1. Fast, Cheap & Correct
It is not usually possible to do a job fast, cheap and correct. You may have do it quickly at a reasonable price, but it might not be 100% correct. You may do it correctly at a low cost, but it likely won’t be done fast. It might be fast and high-quality, but it will no doubt be done at a premium. In other words, when there is an unrealistic time frame, insufficient budget or a lack of testing/data, there are always risks involved.
2. Operational Flexibility & Automation
Operational flexibility is extremely important for many pump systems. This can significantly affect the overall pump sizing, selection and the control and operation details. Automation is a modern requirement for all systems, including pump systems. Automated operation is cost-effective, efficient, advantageous and easy to manage. Modern automation concepts are reliable and efficient. These, combined with modern instrumentation and monitoring systems, provide a good opportunity for more reliability and availability. However, too much automation is just as bad as a lack of automation. The principal idea of automation is to leave ordinary, repetitive tasks to control systems and provide operators with tools to do operation better.
There have been many reasons for standardization. One is, many hours and resources are needed to design any system. In the case of standardization, the produced design can be useable in the future for more than just one specific application. For instance, standardization principles can be used to minimize the types and sizes of parts, components, machineries, instruments and subsystems, encouraging commonality.
4. Review & Key Experts
The bulk of the design review of pump systems is done by design experts and engineers. However, there are two important groups of people that should be included for each section of the design review. The first category is the people who are experts in the specific pump under review. The second group are commissioning, operators and maintenance people who will start up, operate and maintain the pump system under the design review. In many cases, the operation companies will not have selected the operation team at the detail design stage (the time of review). This is a common shortfall. It is wise for operator companies to assign operation leads and superintendents as soon as possible and have their input on all key matters. A similar principle is applicable for the commissioning team. The exchange of data and information between an engineering team and commissioning leads is critical.
There should be lines of communication established to help key people stay in contact with each other and transfer vital data, feedback and experiences. The following are some examples:
High-level requirements by client representatives:
It is usually useful if client representatives establish and explain their high-level requirements and expectations to engineering firms, vendors and contractors. Of course, some of the expectations might not be achievable, and some others might not be reasonable when considering technical issues, budget constraints or schedule limitations of the pumping system. However, it is useful to discuss these matters as early as possible. Some owner/client expectations might not be achievable in the way initially thought, but alternatives might be formulated that can achieve those expectations at a reasonable cost and delivery time. This will require time and effort. It is imperative not to rush to oppose owner/client expectations. Rather, try to spend some time and resources to find a way to achieve them in a reasonable way.
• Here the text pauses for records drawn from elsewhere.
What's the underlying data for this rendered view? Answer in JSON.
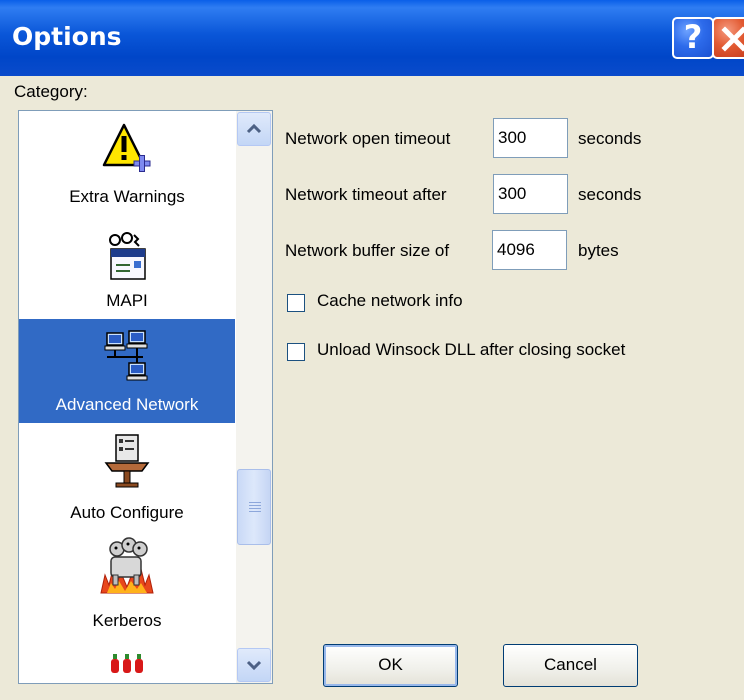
{
  "window": {
    "title": "Options",
    "help_glyph": "?",
    "close_icon": "close-icon"
  },
  "category": {
    "label": "Category:",
    "items": [
      {
        "label": "Extra Warnings",
        "icon": "warning-plus-icon",
        "selected": false
      },
      {
        "label": "MAPI",
        "icon": "mapi-envelope-icon",
        "selected": false
      },
      {
        "label": "Advanced Network",
        "icon": "network-computers-icon",
        "selected": true
      },
      {
        "label": "Auto Configure",
        "icon": "auto-configure-icon",
        "selected": false
      },
      {
        "label": "Kerberos",
        "icon": "kerberos-dog-icon",
        "selected": false
      },
      {
        "label": "",
        "icon": "peppers-icon",
        "selected": false
      }
    ]
  },
  "settings": {
    "open_timeout": {
      "label": "Network open timeout",
      "value": "300",
      "unit": "seconds"
    },
    "timeout_after": {
      "label": "Network timeout after",
      "value": "300",
      "unit": "seconds"
    },
    "buffer_size": {
      "label": "Network buffer size of",
      "value": "4096",
      "unit": "bytes"
    },
    "cache_network_info": {
      "label": "Cache network info",
      "checked": false
    },
    "unload_winsock": {
      "label": "Unload Winsock DLL after closing socket",
      "checked": false
    }
  },
  "buttons": {
    "ok": "OK",
    "cancel": "Cancel"
  },
  "colors": {
    "title_bar": "#0A56D8",
    "selection": "#316AC5",
    "dialog_bg": "#ECE9D8"
  }
}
Operator’s feedback to engineers:
If there was a problem in operation, the best way (and usually the only way) to inform the engineering team and ask them to rectify it is through the operator’s feedback to engineers. Otherwise, the engineering team will assume everything was fine and will continue down the same path.
Communication with commissioning team:
The communication between the engineering team and commissioning leads is vital, as the commissioning team needs the details and documents of the system to prepare for their tasks. The commissioning team’s feedback to the engineering team is also important when considering provisions for a smooth and hassle-free commissioning and startup.